Commentaire de C. trav. Liège (div. Namur), 8 septembre 2022, R.G. 2021/AN/108

Mis en ligne le lundi 7 août 2023


Cour du travail de Liège (division Namur), 8 septembre 2022, R.G. 2021/AN/108

Terra Laboris

Dans un arrêt du 8 septembre 2022, la Cour du travail de Liège (division Namur) reprend les exigences légales en vue de l’octroi des allocations aux personnes handicapées aux personnes de nationalité étrangère, confirmant la validité de la condition d’inscription au registre de la population, s’agissant en l’espèce d’une personne à charge d’un réfugié.

Les faits

Un jeune albanais a introduit en juin 2014 une demande de protection internationale en sa qualité de mineur non accompagné (MENA). Il a rapidement obtenu la reconnaissance du statut de réfugié et a bénéficié d’une attestation d’immatriculation et d’une carte B (séjour illimité). Sa mère est arrivée en Belgique en 2015 et a également introduit une demande de protection internationale, qui lui a été refusée. Elle a en conséquence reçu un ordre de quitter le territoire, contre lequel elle a introduit un recours auprès du Conseil du Contentieux des Etrangers. Ce recours a échoué. Entre-temps, elle avait introduit une demande de regroupement familial (étant mère d’un enfant mineur reconnu réfugié). Elle a reçu une attestation d’immatriculation limitée dans le temps et a finalement été autorisée au séjour temporaire pour une période d’un an. Elle a reçu ultérieurement une carte A, qui a été renouvelée. En 2021, son fils a introduit une demande de nationalité belge.

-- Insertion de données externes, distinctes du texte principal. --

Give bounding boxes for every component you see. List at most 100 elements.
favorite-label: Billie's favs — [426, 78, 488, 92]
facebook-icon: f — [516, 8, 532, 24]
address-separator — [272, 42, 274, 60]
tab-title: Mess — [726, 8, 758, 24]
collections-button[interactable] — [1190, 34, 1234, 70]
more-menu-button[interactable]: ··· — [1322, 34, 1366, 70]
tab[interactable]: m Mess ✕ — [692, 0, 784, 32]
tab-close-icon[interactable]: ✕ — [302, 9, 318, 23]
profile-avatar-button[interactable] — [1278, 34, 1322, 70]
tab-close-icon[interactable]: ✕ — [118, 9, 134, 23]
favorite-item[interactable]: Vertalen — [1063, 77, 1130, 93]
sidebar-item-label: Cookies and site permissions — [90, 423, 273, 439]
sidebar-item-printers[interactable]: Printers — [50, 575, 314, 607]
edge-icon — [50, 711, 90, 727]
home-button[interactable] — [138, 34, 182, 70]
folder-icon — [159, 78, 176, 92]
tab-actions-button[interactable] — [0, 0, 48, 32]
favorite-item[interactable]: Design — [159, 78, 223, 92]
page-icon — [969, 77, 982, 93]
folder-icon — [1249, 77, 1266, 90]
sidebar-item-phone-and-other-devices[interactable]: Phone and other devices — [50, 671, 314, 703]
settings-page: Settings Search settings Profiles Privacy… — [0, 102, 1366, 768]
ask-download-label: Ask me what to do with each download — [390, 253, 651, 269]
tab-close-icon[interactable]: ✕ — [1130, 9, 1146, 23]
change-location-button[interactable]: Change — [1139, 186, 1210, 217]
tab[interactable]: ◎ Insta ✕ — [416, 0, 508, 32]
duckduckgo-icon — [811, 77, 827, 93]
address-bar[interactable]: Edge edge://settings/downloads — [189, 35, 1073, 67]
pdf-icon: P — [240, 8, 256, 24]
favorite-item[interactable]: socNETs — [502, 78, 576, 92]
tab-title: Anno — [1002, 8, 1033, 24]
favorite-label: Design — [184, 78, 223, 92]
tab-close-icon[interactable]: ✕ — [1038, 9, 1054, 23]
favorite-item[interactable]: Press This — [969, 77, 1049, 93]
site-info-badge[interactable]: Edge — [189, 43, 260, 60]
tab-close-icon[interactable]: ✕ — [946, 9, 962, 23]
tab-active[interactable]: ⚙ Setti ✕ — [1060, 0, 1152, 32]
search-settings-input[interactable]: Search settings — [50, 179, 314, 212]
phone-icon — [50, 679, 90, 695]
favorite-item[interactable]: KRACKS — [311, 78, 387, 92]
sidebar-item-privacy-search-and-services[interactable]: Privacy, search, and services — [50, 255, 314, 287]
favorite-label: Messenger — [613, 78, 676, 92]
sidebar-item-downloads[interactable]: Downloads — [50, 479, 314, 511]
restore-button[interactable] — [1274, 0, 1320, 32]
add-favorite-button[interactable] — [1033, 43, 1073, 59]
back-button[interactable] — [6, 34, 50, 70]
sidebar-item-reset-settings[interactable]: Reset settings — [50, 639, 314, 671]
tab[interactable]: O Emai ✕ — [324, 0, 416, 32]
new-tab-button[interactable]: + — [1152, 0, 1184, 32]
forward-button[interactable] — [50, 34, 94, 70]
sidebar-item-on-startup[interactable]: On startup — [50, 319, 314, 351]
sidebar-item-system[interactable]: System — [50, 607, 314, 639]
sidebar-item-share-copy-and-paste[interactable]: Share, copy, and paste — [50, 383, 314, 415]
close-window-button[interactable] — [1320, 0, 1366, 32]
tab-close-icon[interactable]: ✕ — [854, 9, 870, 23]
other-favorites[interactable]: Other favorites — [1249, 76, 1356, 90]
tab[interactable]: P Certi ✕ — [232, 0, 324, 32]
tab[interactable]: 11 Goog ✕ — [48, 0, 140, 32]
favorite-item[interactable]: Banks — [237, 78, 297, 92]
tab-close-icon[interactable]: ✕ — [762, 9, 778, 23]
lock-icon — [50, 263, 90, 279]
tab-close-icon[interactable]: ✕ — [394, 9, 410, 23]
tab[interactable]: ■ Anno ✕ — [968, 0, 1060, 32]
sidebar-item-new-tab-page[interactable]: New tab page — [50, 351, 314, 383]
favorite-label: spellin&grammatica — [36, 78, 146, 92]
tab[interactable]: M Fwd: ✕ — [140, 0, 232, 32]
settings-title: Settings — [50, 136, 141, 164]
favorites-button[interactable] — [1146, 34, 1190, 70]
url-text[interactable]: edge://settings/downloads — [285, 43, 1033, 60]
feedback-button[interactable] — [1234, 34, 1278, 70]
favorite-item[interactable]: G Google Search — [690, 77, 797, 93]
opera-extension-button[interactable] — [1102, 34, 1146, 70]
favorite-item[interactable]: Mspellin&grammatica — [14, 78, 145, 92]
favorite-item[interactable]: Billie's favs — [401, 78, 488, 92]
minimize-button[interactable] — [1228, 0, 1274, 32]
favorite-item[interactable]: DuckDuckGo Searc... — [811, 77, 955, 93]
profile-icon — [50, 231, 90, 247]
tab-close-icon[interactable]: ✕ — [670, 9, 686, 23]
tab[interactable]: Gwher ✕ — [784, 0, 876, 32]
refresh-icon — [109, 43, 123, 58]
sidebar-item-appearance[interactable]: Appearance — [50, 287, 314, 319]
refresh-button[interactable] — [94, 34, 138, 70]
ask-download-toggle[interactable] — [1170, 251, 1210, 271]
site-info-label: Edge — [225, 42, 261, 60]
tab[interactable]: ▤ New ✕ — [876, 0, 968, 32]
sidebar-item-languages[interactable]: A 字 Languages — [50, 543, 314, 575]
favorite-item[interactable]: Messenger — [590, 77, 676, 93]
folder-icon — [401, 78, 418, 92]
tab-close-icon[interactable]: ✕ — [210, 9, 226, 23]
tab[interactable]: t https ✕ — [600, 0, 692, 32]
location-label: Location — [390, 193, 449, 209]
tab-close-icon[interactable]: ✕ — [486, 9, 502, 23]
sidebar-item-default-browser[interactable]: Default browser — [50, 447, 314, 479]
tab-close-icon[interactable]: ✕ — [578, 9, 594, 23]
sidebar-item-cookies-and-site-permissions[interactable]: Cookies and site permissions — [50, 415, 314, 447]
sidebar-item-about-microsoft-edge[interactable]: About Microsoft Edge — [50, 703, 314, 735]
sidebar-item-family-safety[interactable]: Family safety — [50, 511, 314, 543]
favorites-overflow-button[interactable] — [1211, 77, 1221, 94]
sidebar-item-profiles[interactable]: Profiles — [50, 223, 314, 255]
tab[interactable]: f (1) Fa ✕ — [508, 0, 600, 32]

Souffrant d’un handicap, la mère a introduit une demande d’allocations (allocation de remplacement de revenus et allocation d’intégration) auprès du SPF Sécurité sociale. Celui-ci a été reconnu par une décision du 7 juillet 2020, le SPF admettant une réduction de capacité de gain d’un tiers et une réduction d’autonomie de huit points. Les allocations lui ont cependant été refusées, vu qu’elle ne remplissait pas la condition de nationalité.

Un recours a été introduit devant le Tribunal du travail de Liège (division Namur), qui a statué par jugement du 7 juin 2021. Celui-ci a fait droit à la demande, au motif que les allocations peuvent être octroyées à un membre de la famille d’un réfugié.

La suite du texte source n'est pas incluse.